Tragbare Schulden sind für die Armutsbekämpfung unerlässlich und müssen sich künftig stabilisieren. Dank der kräftigen Wirtschaftserholung und dem billigen Geld sind die Ausfallraten bis anhin noch sehr tief geblieben (bei Hochzinsanleihen sogar unter 2%).

China kämpft aber mit der ungelösten Schuldenkrise des Immobilienkonzerns Evergrande. Sollte sich die globale Konjunktur merklich abkühlen, droht auch bei westlichen Unternehmensanleihen eine Schuldenkrise. Dies ist in den aktuell sehr tiefen Kreditprämien zu wenig eingepreist. Auch in den USA rückt mit der Diskussion um die Schuldenobergrenze die Zahlungsfähigkeit wieder in den Fokus. Im Dezember droht ein Shutdown der US-Regierung, und eine Rating-Herab­stufung durch Fitch ist möglich. Anleger sollten daher bei Unternehmensanleihen vorsichtig sein. Das Halten von Gold empfiehlt sich.

Immobilienblase platzt

Die Immobilienpreise sind in diversen Ländern (zum Beispiel Schweiz, USA, Schweden und Kanada) in die Höhe geschossen. Ein Grossteil dieses Preisanstiegs ist auf institutionelle Anleger zurückzuführen, welche wegen der tiefen Zinsen in einem Anlagenotstand stecken. Aktuell ist noch kein Platzen der Blase in Sicht, dafür ist die Nachfrage zu gross, und die Zinsen sind zu tief. Sollte sich aber ein Szenario mit stark steigenden Zinsen materialisieren, würde der Hypothekarmarkt unter Druck geraten.

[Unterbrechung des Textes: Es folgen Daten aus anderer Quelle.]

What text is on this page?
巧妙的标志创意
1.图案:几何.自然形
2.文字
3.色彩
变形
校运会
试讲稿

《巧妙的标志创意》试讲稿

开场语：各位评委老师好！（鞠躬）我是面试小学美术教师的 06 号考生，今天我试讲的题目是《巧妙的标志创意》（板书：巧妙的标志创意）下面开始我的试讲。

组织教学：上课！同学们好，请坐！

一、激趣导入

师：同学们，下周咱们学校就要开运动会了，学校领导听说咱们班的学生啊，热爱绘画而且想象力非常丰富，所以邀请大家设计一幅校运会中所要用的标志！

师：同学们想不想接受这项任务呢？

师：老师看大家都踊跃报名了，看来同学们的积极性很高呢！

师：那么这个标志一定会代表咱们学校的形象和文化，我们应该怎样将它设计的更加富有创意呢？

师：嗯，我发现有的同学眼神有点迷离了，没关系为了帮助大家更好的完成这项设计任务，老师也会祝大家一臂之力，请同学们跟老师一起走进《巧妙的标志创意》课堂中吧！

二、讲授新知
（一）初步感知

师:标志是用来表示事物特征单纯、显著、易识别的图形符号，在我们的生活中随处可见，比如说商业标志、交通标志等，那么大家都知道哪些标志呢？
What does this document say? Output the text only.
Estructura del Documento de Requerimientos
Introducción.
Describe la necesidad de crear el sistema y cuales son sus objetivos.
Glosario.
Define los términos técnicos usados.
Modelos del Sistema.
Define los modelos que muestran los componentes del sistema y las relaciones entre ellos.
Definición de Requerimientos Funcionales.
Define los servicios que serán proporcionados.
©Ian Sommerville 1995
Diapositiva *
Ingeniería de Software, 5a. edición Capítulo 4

Dies würde die Banken belasten und zu sinkenden Häuserpreisen führen. Via Vermögenseffekt würde dies auf den ­privaten Konsum schlagen, was die Wirtschaft belasten würde. Das Risiko ab­federn können Anleger, indem sie die ­Gesamtimmobilienquote im Portfolio (inkl. privatem Hausbesitz) überprüfen und Vorsicht bei kotierten Immobilienfonds mit hohem Agio walten lassen.

Argumente für weiter steigende Kurse 2022 lassen sich noch immer finden. So dürften die Realrenditen auch nächstes Jahr im negativen Bereich verharren. Die Geldpolitik dürfte trotz Tapering locker bleiben, die globale Wirtschaft über Potenzial wachsen und die Unternehmen hohe Margen und stabile Gewinne ausweisen. Nichtdestotrotz könnten die genannten Risiken für Korrekturen an den hoch bewerteten Finanzmärkten sorgen.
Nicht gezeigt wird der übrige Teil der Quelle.